Encarsia perplexa is a tiny parasitic wasp, a parasitoid of the citrus blackfly, Aleurocanthus woglumi, which is a global pest of citrus trees. It was originally misidentified as Encarsia opulenta, but was recorded as a new species in 1998. It is a native of Asia but has been introduced to many other parts of the world as a means of controlling the citrus blackfly.

==Distribution==
This wasp is a native of India and Vietnam. It has been introduced to and has established itself in Barbados, Cuba, Jamaica, Mexico, Salvador, Venezuela, the USA (Florida, Texas and Hawaii), Kenya and Oman, for the purpose of controlling citrus blackfly.

==Description==
The female is just over one millimetre long with antennae 0.8 millimetre in length. The thorax is straw coloured, the wings are transparent with a smoky patch in the centre and the legs are whitish. The abdomen is straw-coloured at the front and dark brown behind with a dark-coloured ovipositor 0.5 millimetres long. The male is smaller, averaging 0.75 millimetres in length and is a uniform dark brown.

==Life cycle==
After mating, a female lays diploid eggs in nymphs of the citrus blackfly. When available, a second instar nymph is selected and each egg will eventually produce a female adult. At 24 °C in the laboratory, it takes 30 to 35 days from egg-laying to adult emergence. Unmated females lay haploid eggs in the fully developed larvae of their own species. These hatch out into males, a process known as adelphoparasitism. The sex ratio among adults in the field is one male to every seven females. Encarsia perplexa is itself parasitized by Encarsia smithi which was accidentally introduced into Florida in the 1970s.

==Use in biological control==
The only hosts that have been identified for Encarsia perplexa are Aleurocanthus woglumi and Aleurocanthus incertus, another whitefly. This means that introducing the species into a citrus growing area is unlikely to have adverse ecological side effects. Amitus hesperidum is another citrus blackfly parasitoid that has been used alongside E. perplexa to control the pest. It reproduces rapidly and can produce up to seventy progeny per female and is very successful at controlling heavy infestations.
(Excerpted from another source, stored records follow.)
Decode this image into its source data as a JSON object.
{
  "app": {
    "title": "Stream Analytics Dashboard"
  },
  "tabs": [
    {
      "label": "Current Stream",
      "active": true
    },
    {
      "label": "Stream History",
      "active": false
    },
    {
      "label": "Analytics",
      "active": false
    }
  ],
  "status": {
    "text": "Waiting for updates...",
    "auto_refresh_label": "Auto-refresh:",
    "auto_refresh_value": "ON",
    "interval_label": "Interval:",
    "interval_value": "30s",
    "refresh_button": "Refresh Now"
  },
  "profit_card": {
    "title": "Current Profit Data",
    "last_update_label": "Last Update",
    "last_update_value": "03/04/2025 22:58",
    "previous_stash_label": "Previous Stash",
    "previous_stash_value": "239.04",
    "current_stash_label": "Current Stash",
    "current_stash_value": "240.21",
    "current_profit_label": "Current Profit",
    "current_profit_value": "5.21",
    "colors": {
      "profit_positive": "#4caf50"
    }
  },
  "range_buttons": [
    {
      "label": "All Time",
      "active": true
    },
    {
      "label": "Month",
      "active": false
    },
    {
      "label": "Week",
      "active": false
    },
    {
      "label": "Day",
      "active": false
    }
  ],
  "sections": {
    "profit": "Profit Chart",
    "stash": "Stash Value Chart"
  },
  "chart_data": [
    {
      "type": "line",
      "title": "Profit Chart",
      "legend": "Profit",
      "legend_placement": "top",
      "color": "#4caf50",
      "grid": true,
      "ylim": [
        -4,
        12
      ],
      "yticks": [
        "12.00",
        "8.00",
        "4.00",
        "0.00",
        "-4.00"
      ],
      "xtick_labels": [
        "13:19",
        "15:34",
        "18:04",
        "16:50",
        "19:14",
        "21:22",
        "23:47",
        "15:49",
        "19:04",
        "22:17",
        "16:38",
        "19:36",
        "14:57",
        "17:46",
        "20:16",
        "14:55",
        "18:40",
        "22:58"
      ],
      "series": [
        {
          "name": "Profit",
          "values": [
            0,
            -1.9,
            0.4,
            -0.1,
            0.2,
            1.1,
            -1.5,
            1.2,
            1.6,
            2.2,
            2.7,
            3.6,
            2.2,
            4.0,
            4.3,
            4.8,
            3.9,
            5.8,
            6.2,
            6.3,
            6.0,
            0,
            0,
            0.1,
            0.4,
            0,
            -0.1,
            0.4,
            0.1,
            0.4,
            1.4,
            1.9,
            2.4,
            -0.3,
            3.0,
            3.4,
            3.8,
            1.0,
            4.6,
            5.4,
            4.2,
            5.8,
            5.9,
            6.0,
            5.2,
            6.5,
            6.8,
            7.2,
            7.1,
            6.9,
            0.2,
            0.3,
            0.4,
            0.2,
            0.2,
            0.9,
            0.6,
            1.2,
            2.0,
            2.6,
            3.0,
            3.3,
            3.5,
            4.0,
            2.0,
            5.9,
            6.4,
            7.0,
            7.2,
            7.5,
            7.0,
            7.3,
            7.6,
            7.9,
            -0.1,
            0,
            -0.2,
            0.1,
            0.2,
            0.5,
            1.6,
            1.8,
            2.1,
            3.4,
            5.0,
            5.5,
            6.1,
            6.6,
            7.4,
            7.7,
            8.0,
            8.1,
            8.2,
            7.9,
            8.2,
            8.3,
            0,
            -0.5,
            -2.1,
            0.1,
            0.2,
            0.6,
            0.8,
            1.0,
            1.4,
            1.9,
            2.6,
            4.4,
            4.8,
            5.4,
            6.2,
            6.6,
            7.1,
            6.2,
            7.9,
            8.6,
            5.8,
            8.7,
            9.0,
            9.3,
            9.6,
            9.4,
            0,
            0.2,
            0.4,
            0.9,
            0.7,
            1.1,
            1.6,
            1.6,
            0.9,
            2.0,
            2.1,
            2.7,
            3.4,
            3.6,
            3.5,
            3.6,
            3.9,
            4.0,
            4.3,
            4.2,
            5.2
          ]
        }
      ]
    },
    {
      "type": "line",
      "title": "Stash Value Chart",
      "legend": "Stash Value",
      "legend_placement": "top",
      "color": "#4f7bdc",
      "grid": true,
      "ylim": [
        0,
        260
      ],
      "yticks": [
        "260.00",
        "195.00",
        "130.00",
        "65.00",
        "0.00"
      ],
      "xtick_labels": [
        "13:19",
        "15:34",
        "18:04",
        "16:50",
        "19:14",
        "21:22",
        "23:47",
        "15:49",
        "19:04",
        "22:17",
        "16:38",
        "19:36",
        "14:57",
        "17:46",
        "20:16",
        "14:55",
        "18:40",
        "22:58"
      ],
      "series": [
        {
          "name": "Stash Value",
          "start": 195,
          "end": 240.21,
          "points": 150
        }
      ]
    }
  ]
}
E. perplexa multiplies more slowly but is better at scouting for outlying blackflies and is more effective when populations of potential hosts are lower.

In Hawaii, both species were introduced in 1999 after the citrus blackfly was discovered there for the first time the previous year. They rapidly became established and were soon controlling the pest on the island of Oahu. Later releases on other islands in the group have also been an effective, though not immediate, means of reducing infestations.